While in prison, Bunker continued to write, publishing his first novel, No Beast So Fierce, in 1973, and since he now writes and acts for a living, he feels he can stop being a A criminal is gone. Bunker's first acting credits were in the adaptation of his first novel, Straight Time, followed by minor roles in various films including Runway Train and Animal Factory, and as Michael Mann Heat consultant. Because of his extensive criminal history, Bunker wasn't shy about pointing out how unlikely the Reservoir Dogs heist was, labeling the restaurant's opening scene as "ridiculous." Getting teams together and wearing the same clothes is never going to happen, Bunker explained, as if you're going to rob a place, you'll "want to be as unobtrusive as possible."

Bunker also adds that being given codenames and working with "someone as unreliable as Mr.
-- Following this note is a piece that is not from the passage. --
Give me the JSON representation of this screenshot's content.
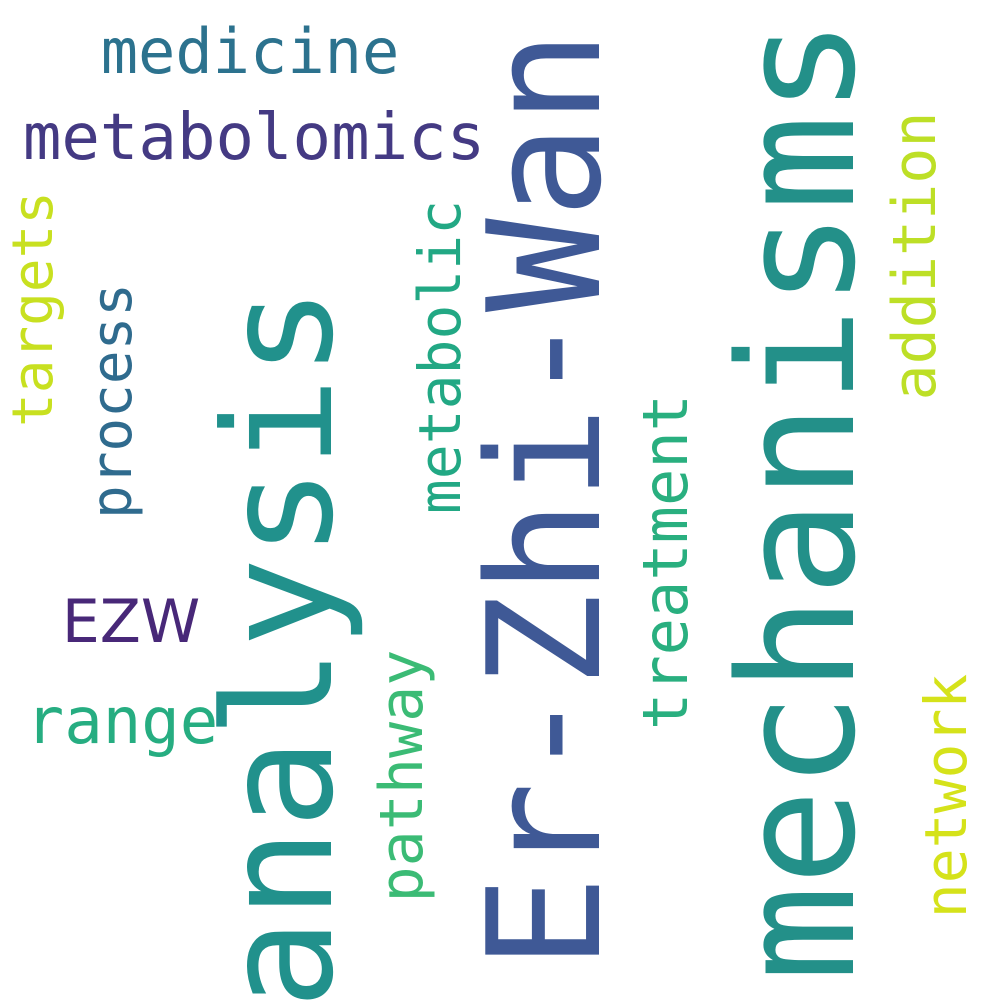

Blonde" wouldn't happen, and that the restaurant waitress would recognize them after the robbery. However, he also admits that once he saw the film, he realized it wasn't supposed to be real, and from this experience with Tarantino, he learned to "be a little more relaxed in my conversations, Add something different".

What Happened To Edward Bunker After Reservoir Dogs

After Reservoir Dogs, Edward Bunker went on to appear in minor roles in several films, and, as mentioned above, he served as a consultant on Heat. Bunker also co-produced the short with director Sudz Sutherland, and wrote and directed the Molson Canadian Cold Shot commercial. Bunker also continued to write, publishing three more books, one of which Published posthumously in 2010. Bunker, who suffered from diabetes, underwent surgery to improve circulation in his legs and died in 2005. As for Mr. Blue, Reservoir Dogs doesn't say what happened to him, but Joe mentions that he was killed in a police ambush during the robbery. Blue's fate was played out in the 2006 Reservoir Dogs video game, where Blue hid in a movie theater until he was found and shot by the police.